Tokyo Subway Networks

The Tokyo Subway is made up of two primary networks – Tokyo Metro and Toei. The two are largely separate but overlap throughout the lines and stations of the city and provide service to the largest subway in the world. However, despite being the world’s largest subway, the Tokyo Subway makes up only 282 of the 1,558 railway stations in Tokyo. There is one additional line that runs throughout the Tokyo Subway as well, run by the Tokyo Waterfront Area Rapid Transit network and connected to 8 stations.

In addition, many people confuse the Yamanote Line, which is considered an above ground commuter line run by JR East with the subway because it is often marked on Tokyo Subway maps. It is however an integral part of the system.

Outside Connections

Currently, the Tokyo Subway does not directly connect to the neighboring Yokohama Subway despite its close proximity within the Greater Tokyo Area. However, the two are occasionally connected on holidays and special weekends when the Tokyo Metro Hibiya and Namboku Lines operate all the way through to Yokohama’s Minatomirai Line. Additionally, starting in 2012, the Fukutoshin Line of Tokyo Metro will operate regularly, connecting to the Minatomirai Line.
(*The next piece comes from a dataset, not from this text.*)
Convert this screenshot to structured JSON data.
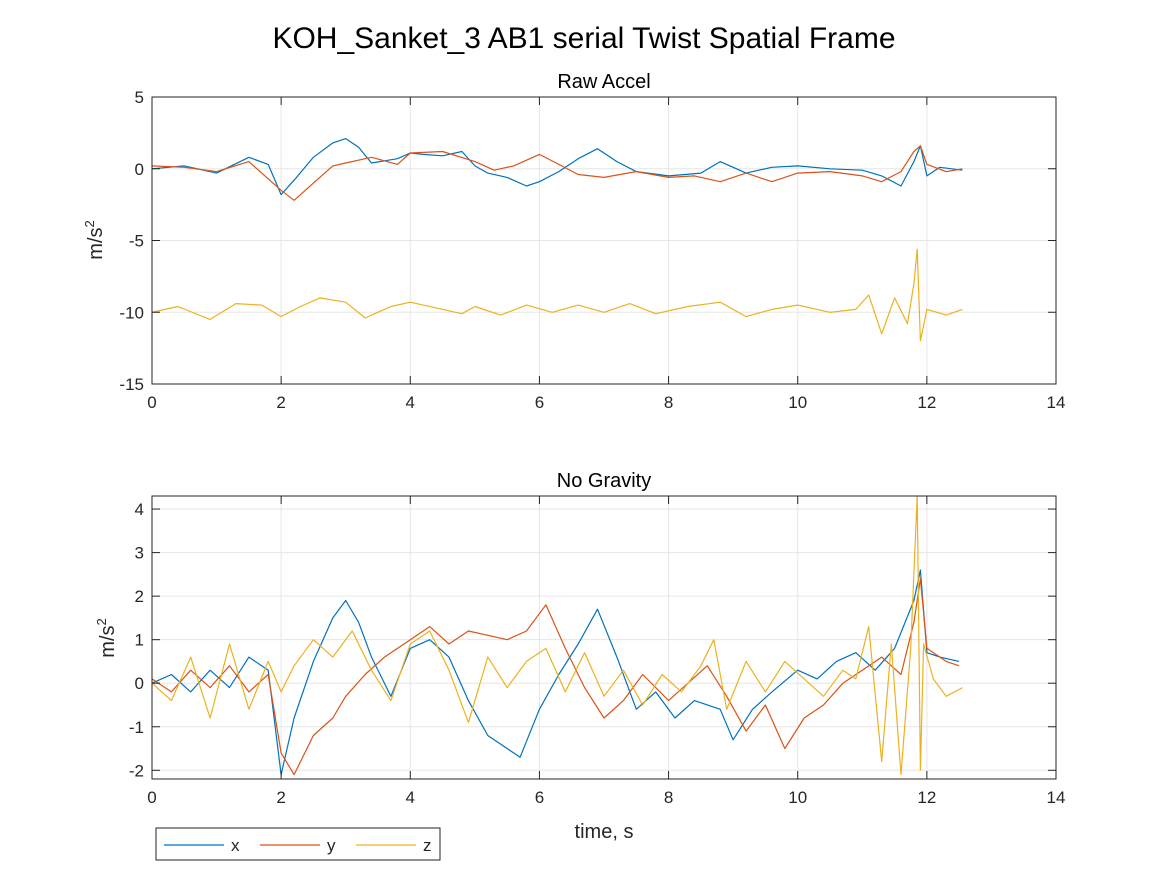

The Subway systems in Tokyo’s metropolitan area are all operated by a system of line colors, codes and station numbers to make it easier for administration, use by visitors, and maintenance. To pass between systems, an additional 100 yen charge is often charged regardless of the distance being traveled. However, there is a PASSNET system which allows a SF card to be used for all of the subway networks without paying transfer fees.

Sarin Gas Attack of 1995

The Tokyo Subway sarin gas attacks of 1995 have become well known around the world as a symbol of the dangers of such a massive transit system. The particular incident involved Aum Shinri Kyo using sarin nerve gas in Kasumigaseki Station, killing 12 riders and injuring more than 1,034 as a result. Many of today’s security measures in the Tokyo Subway are due to this attack.